Через некоторое время он опять пошел в усадьбу, потому что надо же было вернуть взятые книги. Но ему хотелось и повидать баронессу. Красивая аристократка успела вытеснить из сердца Васариса образ Люце. Виноват ли он, если госпожа Бразгене далеко, а баронесса здесь же, рядом. Наконец виноват ли он в том, что развивается и мужает, что пробудившая его юношеское чувство женщина не может больше соперничать с другой, вдохнувшей в него надежды, которыми он еще не смеет окрылиться?

Кроме того, на Васариса, знавшего лишь непрерывные метания и душевные мучения, притягательно действовали беспечность и юмор баронессы, ее безоблачное расположение духа, самоуверенность и уравновешенность. И хотя в иные минуты он намеревался избегать встреч с баронессой, как некогда с Люце, но намерения этого не исполнил: сердце ведь всегда умеет обмануть и самый мудрый разум и самую твердую волю.

Баронесса встретила его, как старого доброго знакомого – дружески, даже с оттенком фамильярности. В этот раз она не сидела за работой в библиотеке и была не в пеньюаре, а в обычном платье, так как собиралась погулять в саду. Из-за прихода гостя она не отказалась от прогулки, а предложила ему пойти вместе. Она должна показать ему один редкий вид осенних цветов.

– И потом вы должны ближе познакомиться с бароном, как полагается настоящему другу дома, – добавила она с улыбкой.

Они зашли к нему в кабинет, но барон сидел за какими-то старинными картами и планами, найденными им в архиве имения, и не захотел отрываться от них. Госпожа Соколина тоже была чем-то занята в своей комнате, так что они пошли вдвоем.

Стоял прекрасный солнечный октябрьский день. Дорожки сада пестрели от густо устилавших их листьев. Баронесса шаловливо отшвыривала их ногами, а самые красивые подбирала для букета. Деревья почти оголились, и солнце беспрепятственно светило сквозь ветви исполинских лип.

– Знаете, ксендз, я ничуть не жалею, что провожу осень в этом захолустье. Дела наши сложились так, что мы вынуждены прожить здесь и ноябрь. И это к лучшему. В Ривьеру раньше чем в декабре приезжать не стоит. Зато уж успею вам порядком наскучить, – будете меня помнить. Но вы не будьте ни трусом, ни педантом; приходите в любые дни и часы, когда только вздумается.

– Спасибо, госпожа баронесса, но обязанности не позволяют мне часто посещать вас. Теперь мы с настоятелем остались только вдвоем, и работы прибавилось. Потом вообще некоторым может показаться странным…

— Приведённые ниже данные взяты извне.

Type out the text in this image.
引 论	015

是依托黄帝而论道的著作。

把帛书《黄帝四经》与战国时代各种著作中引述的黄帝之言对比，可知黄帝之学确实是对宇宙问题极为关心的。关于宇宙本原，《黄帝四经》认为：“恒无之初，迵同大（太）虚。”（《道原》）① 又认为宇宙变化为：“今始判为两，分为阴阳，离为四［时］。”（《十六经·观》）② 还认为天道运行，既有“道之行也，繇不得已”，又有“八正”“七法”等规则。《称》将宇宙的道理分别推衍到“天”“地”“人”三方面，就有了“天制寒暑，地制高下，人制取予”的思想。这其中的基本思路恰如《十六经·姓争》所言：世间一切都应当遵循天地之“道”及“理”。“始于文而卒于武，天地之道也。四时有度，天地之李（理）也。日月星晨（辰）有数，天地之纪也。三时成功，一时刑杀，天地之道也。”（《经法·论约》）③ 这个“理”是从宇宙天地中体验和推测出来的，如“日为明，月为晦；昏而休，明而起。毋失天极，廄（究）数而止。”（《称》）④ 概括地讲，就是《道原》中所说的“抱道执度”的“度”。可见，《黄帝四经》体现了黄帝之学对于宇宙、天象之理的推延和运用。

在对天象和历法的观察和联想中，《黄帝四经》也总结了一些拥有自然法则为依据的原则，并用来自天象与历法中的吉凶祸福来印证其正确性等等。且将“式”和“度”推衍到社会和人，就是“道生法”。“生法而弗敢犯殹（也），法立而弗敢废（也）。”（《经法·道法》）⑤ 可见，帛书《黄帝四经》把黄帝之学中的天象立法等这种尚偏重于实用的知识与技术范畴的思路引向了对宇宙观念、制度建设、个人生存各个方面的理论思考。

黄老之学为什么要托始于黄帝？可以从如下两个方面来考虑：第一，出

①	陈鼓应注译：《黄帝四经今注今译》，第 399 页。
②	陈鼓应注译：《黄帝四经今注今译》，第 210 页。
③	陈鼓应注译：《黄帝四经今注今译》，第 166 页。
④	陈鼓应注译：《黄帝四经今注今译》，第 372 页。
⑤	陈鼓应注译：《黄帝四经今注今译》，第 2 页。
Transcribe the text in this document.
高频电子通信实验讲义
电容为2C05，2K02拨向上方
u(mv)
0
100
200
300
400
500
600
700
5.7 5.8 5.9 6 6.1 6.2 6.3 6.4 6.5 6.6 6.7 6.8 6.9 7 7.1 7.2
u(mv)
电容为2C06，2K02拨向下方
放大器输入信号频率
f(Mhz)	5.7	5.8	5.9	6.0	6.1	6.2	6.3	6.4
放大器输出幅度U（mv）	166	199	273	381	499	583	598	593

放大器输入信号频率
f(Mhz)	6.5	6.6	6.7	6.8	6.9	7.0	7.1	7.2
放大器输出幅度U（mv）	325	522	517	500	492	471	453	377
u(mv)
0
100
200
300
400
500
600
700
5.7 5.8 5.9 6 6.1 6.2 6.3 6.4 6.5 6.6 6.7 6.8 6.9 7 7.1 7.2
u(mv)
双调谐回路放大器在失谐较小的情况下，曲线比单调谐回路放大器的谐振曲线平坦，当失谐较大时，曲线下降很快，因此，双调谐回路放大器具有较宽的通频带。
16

– …что вы со мной флиртуете? Ну, милый ксендз… простите, как ваше имя?

– Людас.

– Ну, милый ксендз Людас, разве только вам и придет в голову подобная мысль. Вы совсем незнакомы с обычаями общества. У нас добрые друзья считают своим долгом хотя бы через день заглянуть ко мне поздороваться, и это вовсе не значит, что они флиртуют или заискивают. А вы придете на минутку раз в две недели и уже опасаетесь… Что тут может показаться, если несколько заброшенных судьбой в эту глушь интеллигентных людей стараются поддерживать друг с другом знакомство и обмениваться мыслями?! Мы с вами не монахи-траписты!

– Конечно, сударыня, – нерешительно сказал Васарис, – но для нас, духовных, существуют иные нормы поведения. Мы должны избегать всякого соблазна.

– Вы меня оскорбляете, милостивый государь! – изумленно воскликнула баронесса. – Неужели вы воображаете; что я покушаюсь на вашу невинность? Ха-ха-ха!.. Когда так, извольте идти домой. Я не хочу брать на совесть судьбу вашей души.

Васарис окончательно смутился и не находил слов, чтобы выбраться из затруднительного положения. Баронессе стало жалко его, и она звонко рассмеялась:

– Господи, какой вы еще ребенок, ксендз Людас! Прямо зло берет, как подумаешь об этих святошах – духовных наставниках: сами навеселятся в молодости, а потом вбивают в головы юнцам такие вот узкие взгляды и делают из них, прошу прощения, карикатуры. Знаете, кто вы такой, ксендз? Вы способный, даже талантливый молодой человек, у которого впереди целая жизнь и сотни разных возможностей. Вы можете стать поэтом, писателем, литератором, можете стать прелатом или епископом, – и все равно вам необходимо хоть сколько-нибудь познакомиться с жизнью. Или вы рассчитываете просидеть в четырех стенах своей комнаты от юности до гробовой доски? Но ведь это абсурд! В кого вы превратитесь, ксендз Людас?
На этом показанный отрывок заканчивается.